Keine Vergnügungen heutzutage

Besagtes Gedicht habe ich in diesem Semester also zum zweiten Mal unterrichtet. Beim ersten Mal vor zwei Jahren entspann sich eine gute Diskussion darüber, was nach Verständnis der Leser ein Gedicht ist – aber vielleicht sollte ich Vergnügungen erstmal aufschreiben für diejenigen unter uns, die es nicht jeden Morgen nach dem Aufstehen betrachten:

Vergnügungen (Bertolt Brecht)

Der erste Blick aus dem Fenster am Morgen

Das wiedergefundene alte Buch

Begeisterte Gesichter

Schnee, der Wechsel der Jahreszeiten

Die Zeitung

Der Hund

Die Dialektik

Duschen, Schwimmen

Alte Musik

Bequeme Schuhe

Begreifen

Neue Musik

Schreiben, Pflanzen

Reisen

Singen

Freundlich sein

Zunächst besprechen wir also die Tatsache, dass das Gedicht vom Äußeren her keine Strophen hat, aber durch den Inhalt sehr wohl strukturiert ist. Dann kommt die Frage, ob es als Gedicht angesehen werden kann, wenn es sich nicht reimt. Damit hatte aber niemand Probleme. Also wird weitergemacht mit einer gemeinsamen Liste, welche kleinen Freuden oder Vergnügungen zu unserem Alltag gehören (Essen, Trinken, Fernsehen …). Und die Frage: Was sind Dinge, was sind Aktivitäten wiederholt die neugelernten Wörter der Lektion sowie die neuen Vokabeln des Gedichtes.

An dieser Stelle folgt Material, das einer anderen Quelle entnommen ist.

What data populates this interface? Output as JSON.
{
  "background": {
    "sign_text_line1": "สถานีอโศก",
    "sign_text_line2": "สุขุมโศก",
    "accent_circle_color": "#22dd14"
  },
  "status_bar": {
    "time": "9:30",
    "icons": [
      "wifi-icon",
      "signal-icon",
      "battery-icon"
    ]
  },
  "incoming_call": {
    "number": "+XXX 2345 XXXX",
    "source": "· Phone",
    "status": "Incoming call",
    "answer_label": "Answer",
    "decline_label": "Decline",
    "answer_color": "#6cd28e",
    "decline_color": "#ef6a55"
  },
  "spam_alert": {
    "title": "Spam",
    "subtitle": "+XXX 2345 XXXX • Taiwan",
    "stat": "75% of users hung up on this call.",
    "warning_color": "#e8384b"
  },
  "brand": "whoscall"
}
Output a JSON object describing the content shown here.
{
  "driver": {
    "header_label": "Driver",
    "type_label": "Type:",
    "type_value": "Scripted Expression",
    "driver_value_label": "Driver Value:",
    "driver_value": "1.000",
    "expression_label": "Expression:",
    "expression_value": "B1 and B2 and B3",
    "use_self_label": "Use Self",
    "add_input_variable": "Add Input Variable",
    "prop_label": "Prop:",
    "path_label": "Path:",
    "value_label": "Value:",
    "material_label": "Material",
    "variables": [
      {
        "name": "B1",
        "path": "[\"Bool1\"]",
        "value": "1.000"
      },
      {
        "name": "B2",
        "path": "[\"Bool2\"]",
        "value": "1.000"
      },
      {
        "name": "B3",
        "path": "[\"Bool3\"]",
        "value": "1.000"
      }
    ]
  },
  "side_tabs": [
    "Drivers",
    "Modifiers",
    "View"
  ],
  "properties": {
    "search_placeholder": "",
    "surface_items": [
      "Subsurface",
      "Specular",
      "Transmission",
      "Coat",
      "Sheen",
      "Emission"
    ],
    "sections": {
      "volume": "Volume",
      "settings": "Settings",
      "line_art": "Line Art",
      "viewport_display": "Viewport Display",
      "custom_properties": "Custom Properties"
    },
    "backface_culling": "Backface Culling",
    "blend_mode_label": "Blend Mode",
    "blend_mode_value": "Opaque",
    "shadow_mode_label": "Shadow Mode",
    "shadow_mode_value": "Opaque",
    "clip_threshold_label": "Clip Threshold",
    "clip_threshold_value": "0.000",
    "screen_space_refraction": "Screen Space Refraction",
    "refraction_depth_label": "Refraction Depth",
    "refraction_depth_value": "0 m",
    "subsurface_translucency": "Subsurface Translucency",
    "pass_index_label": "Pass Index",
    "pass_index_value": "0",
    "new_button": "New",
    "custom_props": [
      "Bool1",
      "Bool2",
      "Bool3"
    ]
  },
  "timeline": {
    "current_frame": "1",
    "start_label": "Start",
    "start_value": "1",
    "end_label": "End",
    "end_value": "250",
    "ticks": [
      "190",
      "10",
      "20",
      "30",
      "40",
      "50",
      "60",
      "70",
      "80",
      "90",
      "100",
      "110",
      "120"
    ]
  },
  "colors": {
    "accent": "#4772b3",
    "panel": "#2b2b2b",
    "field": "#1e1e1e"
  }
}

Dann springe ich ins kalte Wasser sozusagen und präsentiere der Klasse meine ‚Adaption‘ des Brechtchen Gedichts, das ich dann Meine Vergnügungen nenne. Hier die erste Strophe:

Der erste Schluck Tee am Morgen

Die neue „Literaturen"

Interessierte Studenten

Sommer, Sonne, Strand, Karibik

Indem ich ihnen meine Version zeige, versuche ich, eventuelle Hemmungen abzubauen, wenn es dazu kommt, selbst ein Gedicht zu schreiben. Denn das ist mein Ziel. Im ersten Jahr hatte ich zum Beispiel folgenden Erfolg:

Meine Vergnügen

Ausschlafen an einem regnerischen Tag

Hören gute Musik, alte oder neue

Ringen mit meinem Hund

Sehen amerikanischen Fußball im Fernsehen

Essen

Faulenzen

Videospiele

Kurzgeschichten

Lächelnde Gesichter

Gute Filme

Sport treiben

Draußen sein

Wandern

Snowboarding

Das Feuer

Heiße Schokolade

In diesem Jahr allerdings erhielt ich ganz anders geartete Mehrzeiler: zunächst wurde von der Mehrheit der Studenten die Zeit vom Morgen zum Nachmittag oder gar Abend verändert, denn Argument: morgens habe ich keine Freude, da bin ich müde, schlechtgelaunt und ähnliches. Also heisst es bei einem Dichter:

Peanut Butter and Jelly am Nachmittag

Neue Musik

Verschiedene Leute

Herbst, Blätter, Farbe, Amerikanischer Fußball

Die letzte Zeile ist vermutlich dem Umstand geschuldet, dass wir vorher Vokabeln zur herbstlichen Jahreszeit besprochen haben.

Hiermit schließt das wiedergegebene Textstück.